PREPARADO E muito mais do que um gênero musical que serve de base para as letras bem escritas, o samba de Criolo representa um “flerte íntimo” que ele se permitiu, algo que foi prenunciado em seu disco de 2011, na música Linha de frente, e novamente em Fermento pra massa, em 2014. É a prova de que o samba sempre esteve na vida de Criolo, mas o músico teve a sabedoria para esperar o momento certo para domá-lo. “O samba não é quando você quer, é quando o seu coração está preparado”, afirma, no encarte do disco.

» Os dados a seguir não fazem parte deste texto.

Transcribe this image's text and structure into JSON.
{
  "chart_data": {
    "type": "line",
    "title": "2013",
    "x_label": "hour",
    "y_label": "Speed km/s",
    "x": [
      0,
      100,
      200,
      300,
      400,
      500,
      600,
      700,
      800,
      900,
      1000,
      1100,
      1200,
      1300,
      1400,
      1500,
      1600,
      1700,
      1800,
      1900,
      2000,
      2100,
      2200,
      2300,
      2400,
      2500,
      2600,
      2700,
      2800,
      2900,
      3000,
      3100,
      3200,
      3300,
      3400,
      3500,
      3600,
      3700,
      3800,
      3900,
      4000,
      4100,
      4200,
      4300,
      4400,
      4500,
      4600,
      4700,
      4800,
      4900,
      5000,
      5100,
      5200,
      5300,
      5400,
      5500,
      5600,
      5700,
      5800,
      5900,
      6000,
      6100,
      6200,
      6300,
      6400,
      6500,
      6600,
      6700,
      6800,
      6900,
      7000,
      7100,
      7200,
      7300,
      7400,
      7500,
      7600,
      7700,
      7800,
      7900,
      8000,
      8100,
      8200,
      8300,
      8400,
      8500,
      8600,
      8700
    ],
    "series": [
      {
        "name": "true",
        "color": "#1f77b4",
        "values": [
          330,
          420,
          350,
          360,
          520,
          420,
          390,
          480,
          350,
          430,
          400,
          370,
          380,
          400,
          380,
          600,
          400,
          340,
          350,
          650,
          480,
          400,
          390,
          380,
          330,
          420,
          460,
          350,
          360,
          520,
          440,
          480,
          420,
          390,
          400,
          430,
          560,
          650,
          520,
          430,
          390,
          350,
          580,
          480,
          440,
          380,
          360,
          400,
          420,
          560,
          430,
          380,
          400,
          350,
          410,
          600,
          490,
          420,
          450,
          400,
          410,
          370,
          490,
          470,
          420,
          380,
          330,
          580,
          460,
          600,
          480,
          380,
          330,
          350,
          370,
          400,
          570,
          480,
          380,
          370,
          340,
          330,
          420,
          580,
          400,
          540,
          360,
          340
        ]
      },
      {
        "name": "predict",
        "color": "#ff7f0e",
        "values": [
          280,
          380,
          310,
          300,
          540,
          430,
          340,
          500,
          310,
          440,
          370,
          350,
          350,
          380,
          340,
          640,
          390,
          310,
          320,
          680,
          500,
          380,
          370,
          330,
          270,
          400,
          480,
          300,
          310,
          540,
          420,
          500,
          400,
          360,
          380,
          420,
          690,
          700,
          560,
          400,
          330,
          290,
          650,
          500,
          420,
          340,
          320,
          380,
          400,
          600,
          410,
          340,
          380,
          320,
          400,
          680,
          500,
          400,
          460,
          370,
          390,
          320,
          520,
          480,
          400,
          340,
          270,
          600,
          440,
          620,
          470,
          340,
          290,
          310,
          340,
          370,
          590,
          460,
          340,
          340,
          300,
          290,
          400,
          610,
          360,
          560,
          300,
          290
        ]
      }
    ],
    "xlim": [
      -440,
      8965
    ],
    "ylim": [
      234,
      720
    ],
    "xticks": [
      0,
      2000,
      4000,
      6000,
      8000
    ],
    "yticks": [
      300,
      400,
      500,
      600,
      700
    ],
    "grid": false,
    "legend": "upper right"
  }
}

E o coração de Criolo está afinado com os batuques do samba, tanto que a tranquilidade e a calmaria do cantor foram traduzidas em músicas que possuem um tempo próprio e se apresentam de forma elegante em uma produção crua, orgânica, que soa como se estivesse sendo executada ao vivo. Talvez o único erro seja justamente o esforço em torná-lo minimalista, já que em alguns versos um coro daria mais força à música. Embora isso não prejudique o andamento do disco, as músicas reaproximam o público de um músico mais sensível e metafórico, ainda que muitas vezes literal.
Apurada, a produção é assinada por Daniel Ganjaman e Marcelo Cabral, que introduziram no trabalho instrumentos típicos do samba como o violão de sete cordas, o cavaco e a cuíca. Junto com o disco, Criolo preparou um material especial em formato de revista/encarte, on-line e gratuita, com materiais exclusivos sobre o trabalho, como uma entrevista sobre com o cantor, letras, partituras, fotos de estúdio, ilustrações, imagens e textos autorais de Criolo.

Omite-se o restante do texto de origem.